Вам это может показаться преувеличением, особенно если я скажу, что она зашла ко мне по делу, – кто-то сказал ей, что я неплохо управляюсь с иголкой, – но если бы вы видели ее в тот день, когда она появилась у меня, если бы обратили внимание на взгляд, с которым она подошла ко мне, и улыбку, с которой ушла, вы бы простили глупость романтической старой женщине, которая в этой милой юной леди увидела прекрасную принцессу. Скажу честно, меня ослепили ее красота и обаяние. И когда спустя несколько дней она снова зашла и, сев рядом со мной, стала говорить, как устала от слухов и гостиничной суеты, как радуется возможности сбежать, чтобы спрятаться у того, с кем можно побыть ребенком, которым она и была в душе, я испытала, наверное, самое большое счастье в своей жизни. Ее желание я встретила со всем теплом, которое вызывало ее поведение, и вскоре она уже сидела и жадно слушала рассказ о моей прошлой жизни, который я преподнесла в виде забавной аллегории.
На следующий день она снова оказалась рядом со мной на том же месте, и на следующий все повторилось. Она всегда слушала, глядя на меня жадным, смеющимся взглядом, ее беспокойные руки хватали все, к чему прикасались, а все, что хватали, ломали.

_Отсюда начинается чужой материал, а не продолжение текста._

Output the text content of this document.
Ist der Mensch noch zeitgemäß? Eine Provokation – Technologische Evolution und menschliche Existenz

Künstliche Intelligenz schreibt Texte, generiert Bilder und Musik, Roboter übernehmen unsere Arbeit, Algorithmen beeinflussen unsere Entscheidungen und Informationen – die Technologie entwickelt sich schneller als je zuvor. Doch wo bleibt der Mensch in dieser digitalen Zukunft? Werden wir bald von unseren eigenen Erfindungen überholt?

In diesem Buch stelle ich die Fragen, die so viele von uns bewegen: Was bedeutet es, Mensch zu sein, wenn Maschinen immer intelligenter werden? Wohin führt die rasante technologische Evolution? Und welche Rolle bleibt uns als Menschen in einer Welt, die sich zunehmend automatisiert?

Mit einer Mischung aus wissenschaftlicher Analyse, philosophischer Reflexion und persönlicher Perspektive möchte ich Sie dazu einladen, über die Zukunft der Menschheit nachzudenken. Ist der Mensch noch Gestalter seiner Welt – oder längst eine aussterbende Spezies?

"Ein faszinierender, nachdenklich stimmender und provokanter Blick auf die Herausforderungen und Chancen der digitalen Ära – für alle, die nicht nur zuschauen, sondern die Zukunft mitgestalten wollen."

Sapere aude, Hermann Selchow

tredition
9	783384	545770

Но на четвертый день она не пришла, как и на пятый, и на шестой. Я снова почувствовала, как та тень наползает на меня, но однажды, когда сумерки заката начали сгущаться в ночную тьму, она прошмыгнула в дверь, незаметно подошла и закрыла мне глаза ладошками с таким звонким смехом, что я вздрогнула от неожиданности.
– Вы меня не понимаете, – сказала она, сбрасывая плащ и являя себя во всем великолепии роскошного вечернего наряда, – я и сама себя не понимаю. Это, наверное, глупо, но я почувствовала, что должна сбежать и рассказать кому-то об этом. Сегодня мне в глаза заглянула одна пара глаз, и впервые в жизни я чувствую себя женщиной и королевой. – В ее взгляде стыдливость боролась с гордостью. Она снова накинула плащ и, рассмеявшись, промолвила: – Вас посетила фея? Лучик солнечного света на короткий миг проник в вашу темницу вместе со смехом Мэри, ее белоснежными шелками и сверкающими бриллиантами? Скажите! – Она погладила меня по щеке и улыбнулась так ласково, что даже сейчас, после всех ужасов, когда я вспоминаю об этом, мне на глаза наворачиваются слезы.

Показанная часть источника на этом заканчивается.